Pakistan, la mia camera da letto
nella caserma di Dalbaldin
Ziarat, Larolai, Larolai,
Mektar, dormendo sempre nei cortili delle caserme, ed
infine Rokni, ospite di Mohamad Azim Akzem, un comandante
di origine afgana che non mi lascia un minuto da solo
e la sera mi offre il suo "charpay" nel cortile
di casa mentre coricandosi poco distante su una coperta
stesa sulla nuda terra e la canna del kalashnikov appoggiata
allla guancia. Nonostante sia all'interno di una caserma
attorniato da soldati, qui come nelle altre, sono sempre
stato invitato a chiudere a chiave l'auto!
Il Punjab, la "terra dei cinque fiumi", mi
appare come un giardino dopo l'aridità del deserto
e delle montagne. Il Sutlej, il Ravi, il Beas, il Jhelum
ed il Chenab ne fanno la provincia più fertile
del Pakistan dove vive la metà dell'intera popolazione.
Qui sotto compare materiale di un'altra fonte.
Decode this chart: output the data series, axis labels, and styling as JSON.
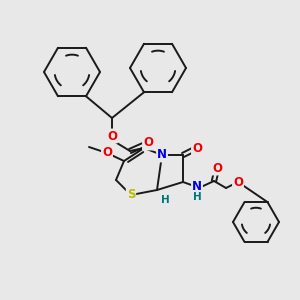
{
  "background_color": "#e8e8e8",
  "bond_color": "#1a1a1a",
  "atom_colors": {
    "N": "#0000dd",
    "O": "#ee0000",
    "S": "#bbbb00",
    "H": "#007777",
    "C": "#1a1a1a"
  },
  "figsize": [
    3.0,
    3.0
  ],
  "dpi": 100,
  "lw": 1.4
}
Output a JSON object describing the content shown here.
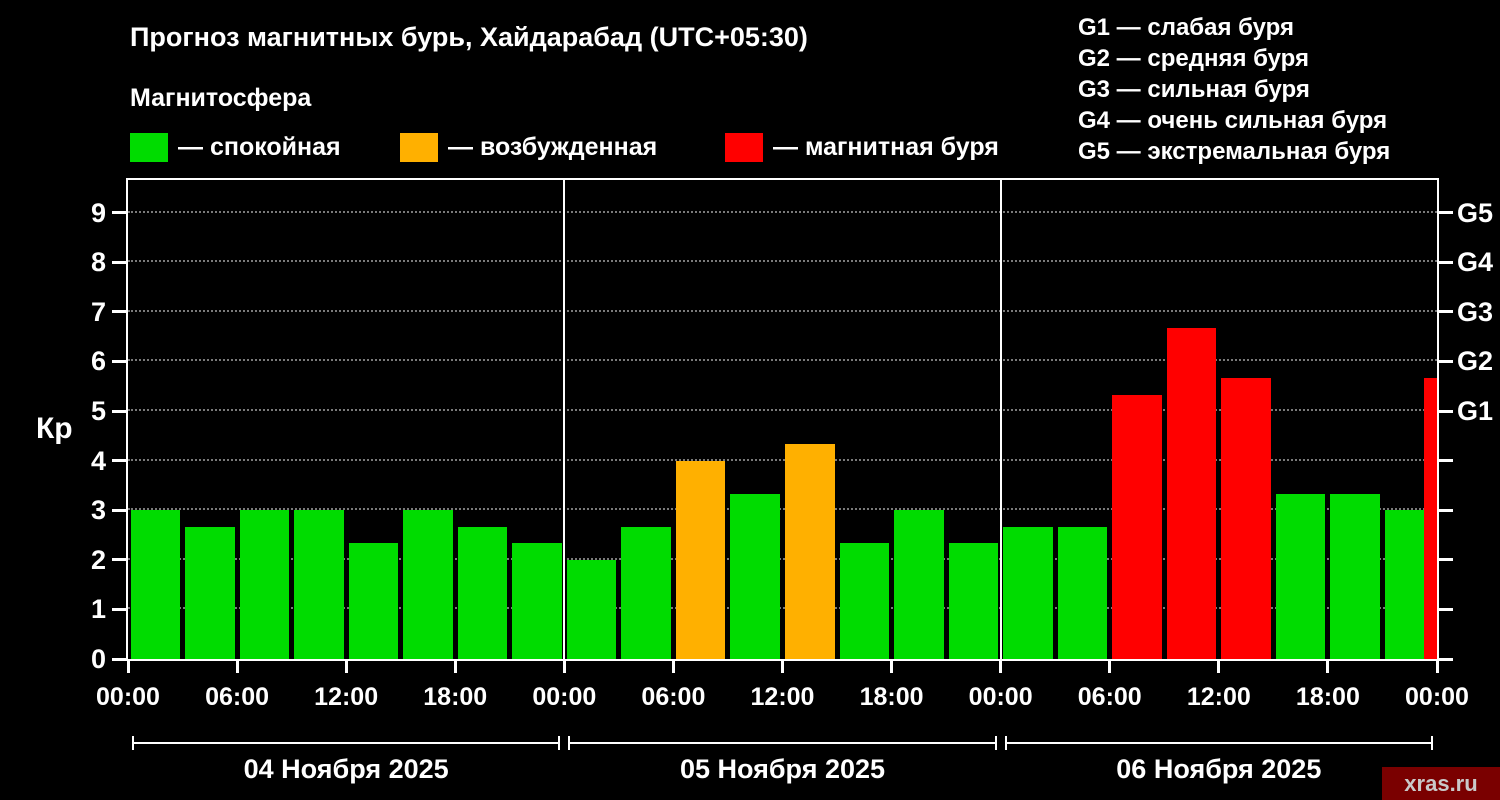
{
  "header": {
    "title": "Прогноз магнитных бурь, Хайдарабад (UTC+05:30)",
    "subtitle": "Магнитосфера",
    "legend": [
      {
        "label": "— спокойная",
        "color_key": "green"
      },
      {
        "label": "— возбужденная",
        "color_key": "orange"
      },
      {
        "label": "— магнитная буря",
        "color_key": "red"
      }
    ],
    "g_scale": [
      "G1 — слабая буря",
      "G2 — средняя буря",
      "G3 — сильная буря",
      "G4 — очень сильная буря",
      "G5 — экстремальная буря"
    ]
  },
  "watermark": "xras.ru",
  "chart_data": {
    "type": "bar",
    "title": "Прогноз магнитных бурь, Хайдарабад (UTC+05:30)",
    "ylabel": "Кр",
    "ylim": [
      0,
      9.7
    ],
    "yticks": [
      0,
      1,
      2,
      3,
      4,
      5,
      6,
      7,
      8,
      9
    ],
    "right_ticks": [
      {
        "label": "G1",
        "kp": 5
      },
      {
        "label": "G2",
        "kp": 6
      },
      {
        "label": "G3",
        "kp": 7
      },
      {
        "label": "G4",
        "kp": 8
      },
      {
        "label": "G5",
        "kp": 9
      }
    ],
    "hours_per_bar": 3,
    "x_tick_hours": [
      0,
      6,
      12,
      18,
      24,
      30,
      36,
      42,
      48,
      54,
      60,
      66,
      72
    ],
    "x_tick_labels": [
      "00:00",
      "06:00",
      "12:00",
      "18:00",
      "00:00",
      "06:00",
      "12:00",
      "18:00",
      "00:00",
      "06:00",
      "12:00",
      "18:00",
      "00:00"
    ],
    "day_separators_hours": [
      24,
      48
    ],
    "days": [
      {
        "date": "04 Ноября 2025",
        "values": [
          3.0,
          2.67,
          3.0,
          3.0,
          2.33,
          3.0,
          2.67,
          2.33
        ],
        "levels": [
          "green",
          "green",
          "green",
          "green",
          "green",
          "green",
          "green",
          "green"
        ]
      },
      {
        "date": "05 Ноября 2025",
        "values": [
          2.0,
          2.67,
          4.0,
          3.33,
          4.33,
          2.33,
          3.0,
          2.33
        ],
        "levels": [
          "green",
          "green",
          "orange",
          "green",
          "orange",
          "green",
          "green",
          "green"
        ]
      },
      {
        "date": "06 Ноября 2025",
        "values": [
          2.67,
          2.67,
          5.33,
          6.67,
          5.67,
          3.33,
          3.33,
          3.0
        ],
        "levels": [
          "green",
          "green",
          "red",
          "red",
          "red",
          "green",
          "green",
          "green"
        ]
      }
    ],
    "partial_last_bar": {
      "kp": 5.67,
      "level": "red"
    },
    "level_colors": {
      "green": "#00dc00",
      "orange": "#ffb000",
      "red": "#ff0000"
    },
    "level_names": {
      "green": "спокойная",
      "orange": "возбужденная",
      "red": "магнитная буря"
    },
    "grid": "dotted-horizontal",
    "legend_position": "top-left"
  }
}
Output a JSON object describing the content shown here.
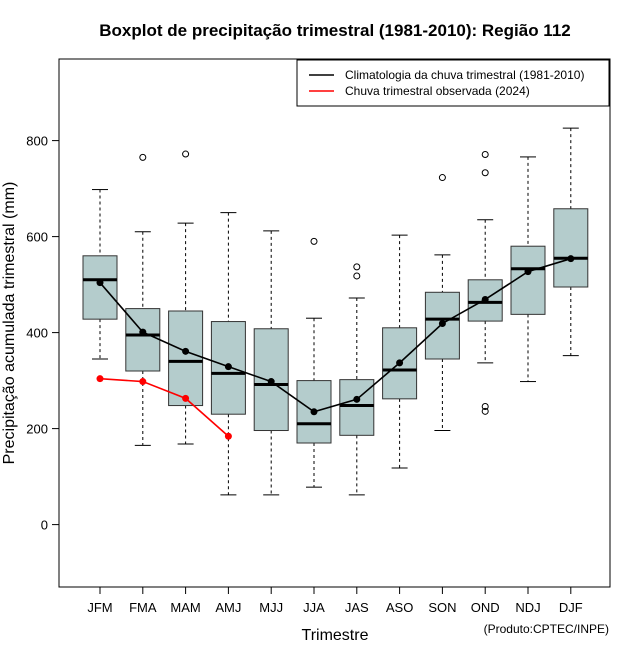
{
  "chart_data": {
    "type": "boxplot",
    "title": "Boxplot de precipitação trimestral (1981-2010): Região 112",
    "xlabel": "Trimestre",
    "ylabel": "Precipitação acumulada trimestral (mm)",
    "ylim": [
      -130,
      970
    ],
    "yticks": [
      0,
      200,
      400,
      600,
      800
    ],
    "categories": [
      "JFM",
      "FMA",
      "MAM",
      "AMJ",
      "MJJ",
      "JJA",
      "JAS",
      "ASO",
      "SON",
      "OND",
      "NDJ",
      "DJF"
    ],
    "boxes": [
      {
        "category": "JFM",
        "whisker_low": 345,
        "q1": 428,
        "median": 510,
        "q3": 560,
        "whisker_high": 698,
        "outliers": []
      },
      {
        "category": "FMA",
        "whisker_low": 165,
        "q1": 320,
        "median": 395,
        "q3": 450,
        "whisker_high": 610,
        "outliers": [
          765
        ]
      },
      {
        "category": "MAM",
        "whisker_low": 168,
        "q1": 248,
        "median": 340,
        "q3": 445,
        "whisker_high": 628,
        "outliers": [
          772
        ]
      },
      {
        "category": "AMJ",
        "whisker_low": 62,
        "q1": 230,
        "median": 315,
        "q3": 423,
        "whisker_high": 650,
        "outliers": []
      },
      {
        "category": "MJJ",
        "whisker_low": 62,
        "q1": 196,
        "median": 292,
        "q3": 408,
        "whisker_high": 612,
        "outliers": []
      },
      {
        "category": "JJA",
        "whisker_low": 78,
        "q1": 170,
        "median": 210,
        "q3": 300,
        "whisker_high": 430,
        "outliers": [
          590
        ]
      },
      {
        "category": "JAS",
        "whisker_low": 62,
        "q1": 186,
        "median": 248,
        "q3": 302,
        "whisker_high": 472,
        "outliers": [
          518,
          537
        ]
      },
      {
        "category": "ASO",
        "whisker_low": 118,
        "q1": 262,
        "median": 322,
        "q3": 410,
        "whisker_high": 603,
        "outliers": []
      },
      {
        "category": "SON",
        "whisker_low": 196,
        "q1": 345,
        "median": 428,
        "q3": 484,
        "whisker_high": 562,
        "outliers": [
          723
        ]
      },
      {
        "category": "OND",
        "whisker_low": 337,
        "q1": 424,
        "median": 463,
        "q3": 510,
        "whisker_high": 635,
        "outliers": [
          236,
          246,
          733,
          771
        ]
      },
      {
        "category": "NDJ",
        "whisker_low": 298,
        "q1": 438,
        "median": 533,
        "q3": 580,
        "whisker_high": 766,
        "outliers": []
      },
      {
        "category": "DJF",
        "whisker_low": 352,
        "q1": 495,
        "median": 555,
        "q3": 658,
        "whisker_high": 826,
        "outliers": []
      }
    ],
    "series": [
      {
        "name": "Climatologia da chuva trimestral (1981-2010)",
        "color": "#000000",
        "values": [
          504,
          401,
          361,
          329,
          298,
          235,
          261,
          337,
          419,
          469,
          527,
          554
        ]
      },
      {
        "name": "Chuva trimestral observada (2024)",
        "color": "#ff0000",
        "values": [
          304,
          298,
          263,
          184,
          null,
          null,
          null,
          null,
          null,
          null,
          null,
          null
        ]
      }
    ],
    "legend_position": "top-right",
    "box_fill": "#b4cccc",
    "credit": "(Produto:CPTEC/INPE)"
  }
}
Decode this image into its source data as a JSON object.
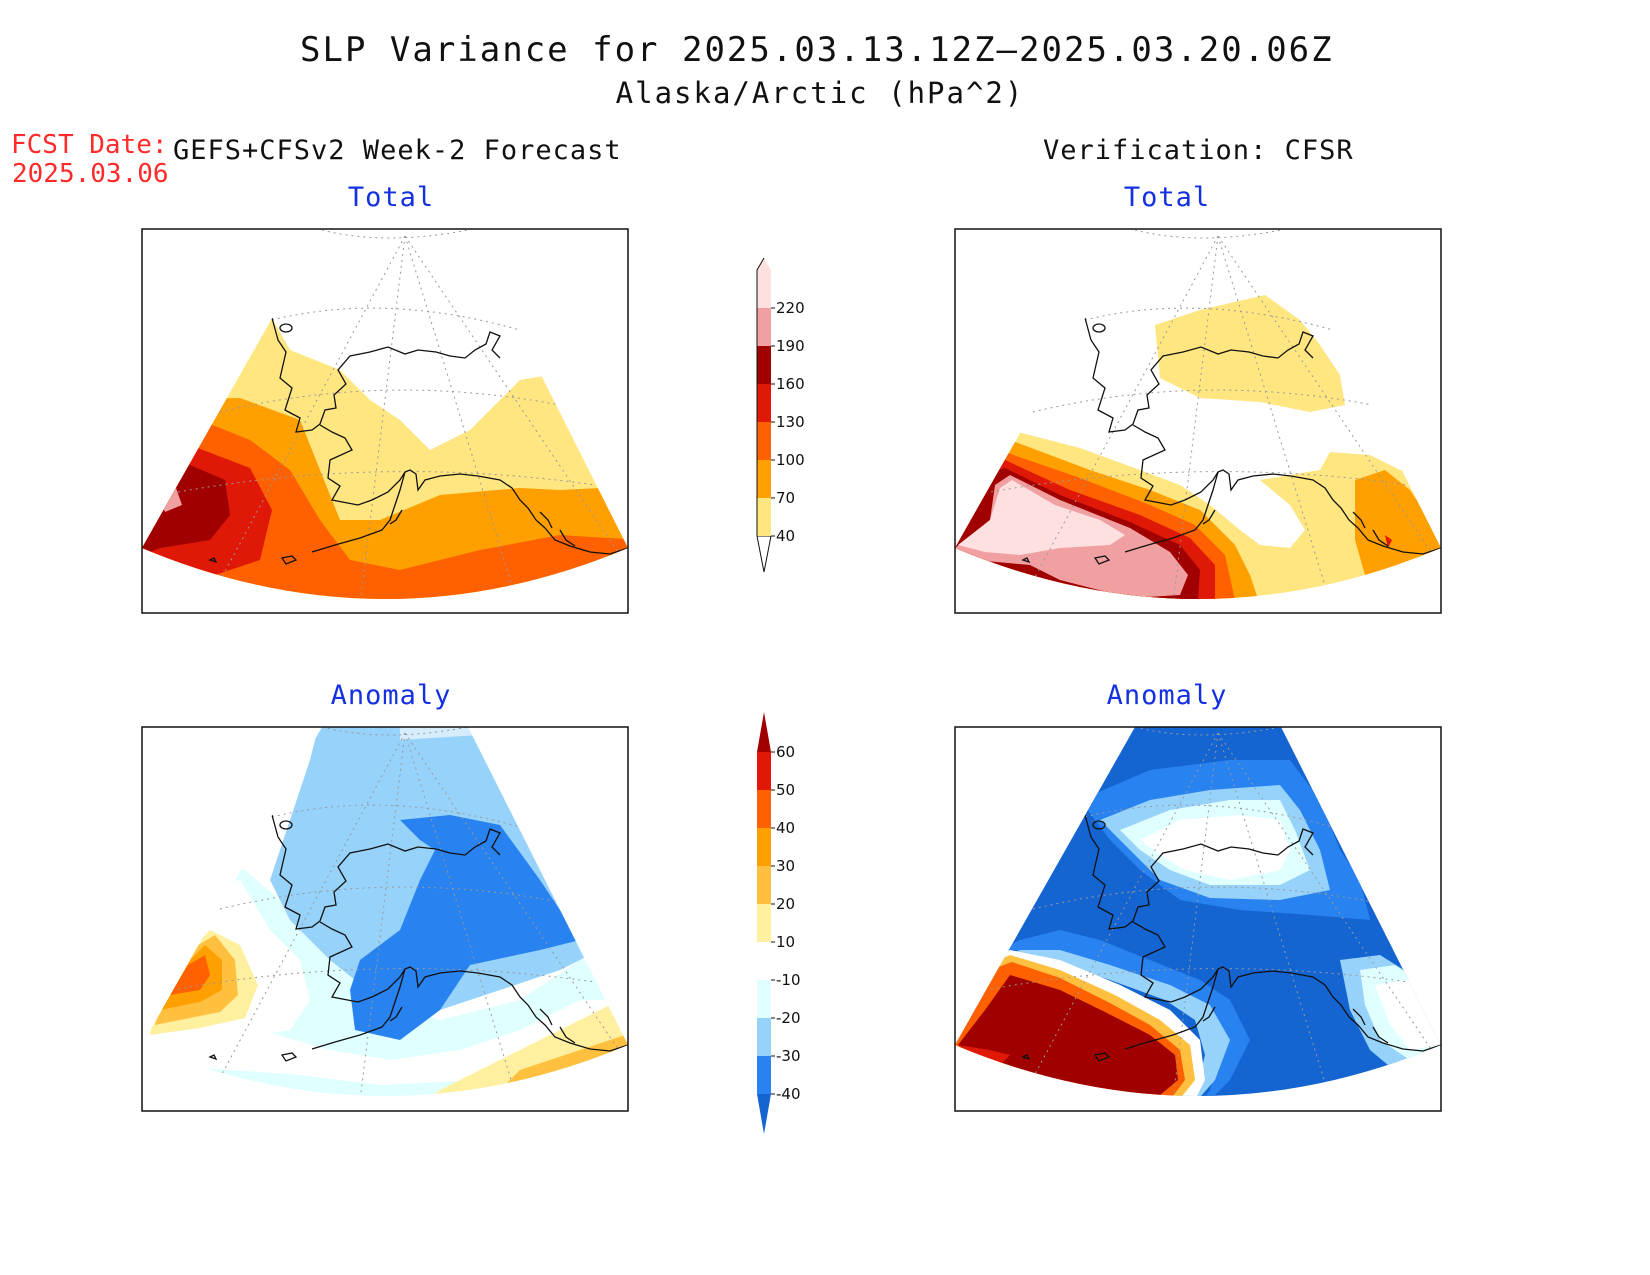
{
  "header": {
    "title": "SLP Variance for 2025.03.13.12Z—2025.03.20.06Z",
    "subtitle": "Alaska/Arctic (hPa^2)",
    "fcst_date_label": "FCST Date:",
    "fcst_date_value": "2025.03.06",
    "forecast_heading": "GEFS+CFSv2 Week-2 Forecast",
    "verification_heading": "Verification: CFSR"
  },
  "panels": {
    "forecast_total": {
      "title": "Total"
    },
    "verification_total": {
      "title": "Total"
    },
    "forecast_anomaly": {
      "title": "Anomaly"
    },
    "verification_anomaly": {
      "title": "Anomaly"
    }
  },
  "colorbars": {
    "total": {
      "labels": [
        "40",
        "70",
        "100",
        "130",
        "160",
        "190",
        "220"
      ],
      "colors": [
        "#ffe680",
        "#ffa000",
        "#ff6000",
        "#e01808",
        "#a00000",
        "#f0a0a0",
        "#ffe0e0"
      ]
    },
    "anomaly": {
      "labels": [
        "-40",
        "-30",
        "-20",
        "-10",
        "10",
        "20",
        "30",
        "40",
        "50",
        "60"
      ],
      "colors": [
        "#1464d2",
        "#2882f0",
        "#96d2fa",
        "#e0ffff",
        "#ffffff",
        "#fff0a0",
        "#ffc040",
        "#ffa000",
        "#ff6000",
        "#e01808",
        "#a00000"
      ]
    }
  }
}
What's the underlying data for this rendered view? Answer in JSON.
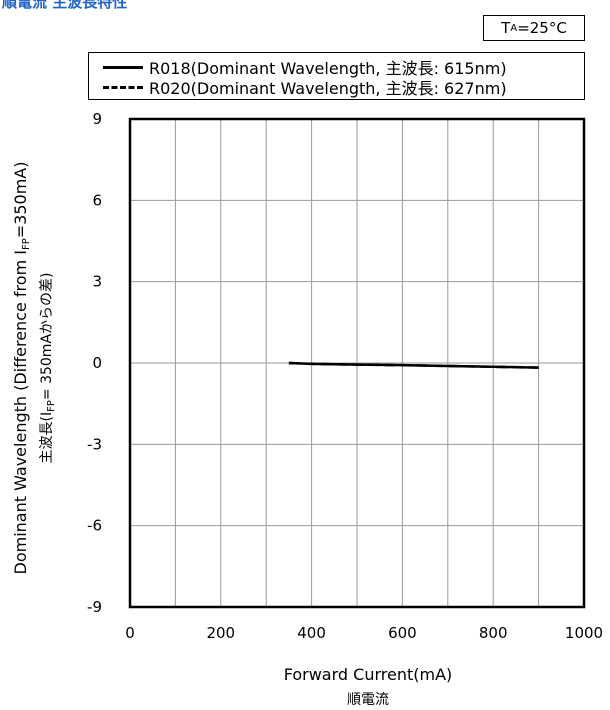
{
  "title_jp": "順電流 主波長特性",
  "condition": {
    "prefix": "T",
    "sub": "A",
    "suffix": "=25°C"
  },
  "legend": [
    {
      "style": "solid",
      "text": "R018(Dominant Wavelength, 主波長: 615nm)"
    },
    {
      "style": "dashed",
      "text": "R020(Dominant Wavelength, 主波長: 627nm)"
    }
  ],
  "chart_data": {
    "type": "line",
    "xlabel": "Forward Current(mA)",
    "xlabel_jp": "順電流",
    "ylabel": "Dominant Wavelength (Difference from I",
    "ylabel_sub": "FP",
    "ylabel_end": "=350mA)",
    "ylabel_jp": "主波長(I",
    "ylabel_jp_sub": "FP",
    "ylabel_jp_end": "= 350mAからの差)",
    "xlim": [
      0,
      1000
    ],
    "ylim": [
      -9,
      9
    ],
    "x_ticks": [
      0,
      200,
      400,
      600,
      800,
      1000
    ],
    "y_ticks": [
      9,
      6,
      3,
      0,
      -3,
      -6,
      -9
    ],
    "x_grid": [
      100,
      200,
      300,
      400,
      500,
      600,
      700,
      800,
      900
    ],
    "y_grid": [
      -6,
      -3,
      0,
      3,
      6
    ],
    "grid": true,
    "series": [
      {
        "name": "R018(Dominant Wavelength, 主波長: 615nm)",
        "style": "solid",
        "x": [
          350,
          400,
          500,
          600,
          700,
          800,
          900
        ],
        "y": [
          0,
          -0.03,
          -0.06,
          -0.08,
          -0.11,
          -0.14,
          -0.17
        ]
      },
      {
        "name": "R020(Dominant Wavelength, 主波長: 627nm)",
        "style": "dashed",
        "x": [
          350,
          400,
          500,
          600,
          700,
          800,
          900
        ],
        "y": [
          0,
          -0.03,
          -0.06,
          -0.08,
          -0.11,
          -0.14,
          -0.17
        ]
      }
    ]
  }
}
Attraverso questa regione passavano i grandi itinerari
dell'antichità che dall'Asia centrale dirigevano
verso il sub continente indiano, la Grand Trunk Road,
come la chiamarono gli inglesi, e qui sorsero grandi
regni come quello testimoniato dai resti archeologici
di Taxilia.
A Dedra Gaghi Khan la mia scorta sosta sul lungo ponte
che supera l'Indo, il quale in alcuni tratti tra le
due sponde é largo circa cinque chilometri, per
permettermi di ammirare la maestosità delle acque
color ocra. Oltre, viali alberati e verdi piantaggioni
sulle quali lo sguardo si riposa, costeggiano una strada
ben asfaltata sulla quale vorrei guidare con un pò
di calma per godermi questo invitante paesaggio ma la
scorta ha fretta di giungere a Lahore, la capitale culturale
ed artistica del paese, dove bianche lenzuola mi accolgono
nello storico Hotel Faletti, il principale albergo della
città nell'epoca coloniale.
Pakistan, un tratto di strada
verso Quetta
La frontiera con
l'India è poco distante, a Wagha, dove tutte
le sere alle sette i soldati dei due eserciti, entrambi
addestrati dagli inglesi quando questi occupavano l'India,
eseguono la cerimonia dell'ammaina bandiera con movimenti
totalmente speculari. Sul versante indiano la folla
che giunge dai villaggi vicini siede sulle scalinate
come se fosse allo stadio mentre slogan e musiche vengono
diffuse dagli altoparlanti. Lo stesso si replica su
quello opposto dove i supporters dei Rangers si sgolano
gridando "Pakistan Zinda Baad" - Lunga vita
al Pakistan -. e per me questo è l'ultimo il
saluto di un paese aspro, selvaggio ma amichevole. Il
20 Agosto 2003 alle 10,30 passo la frontiera.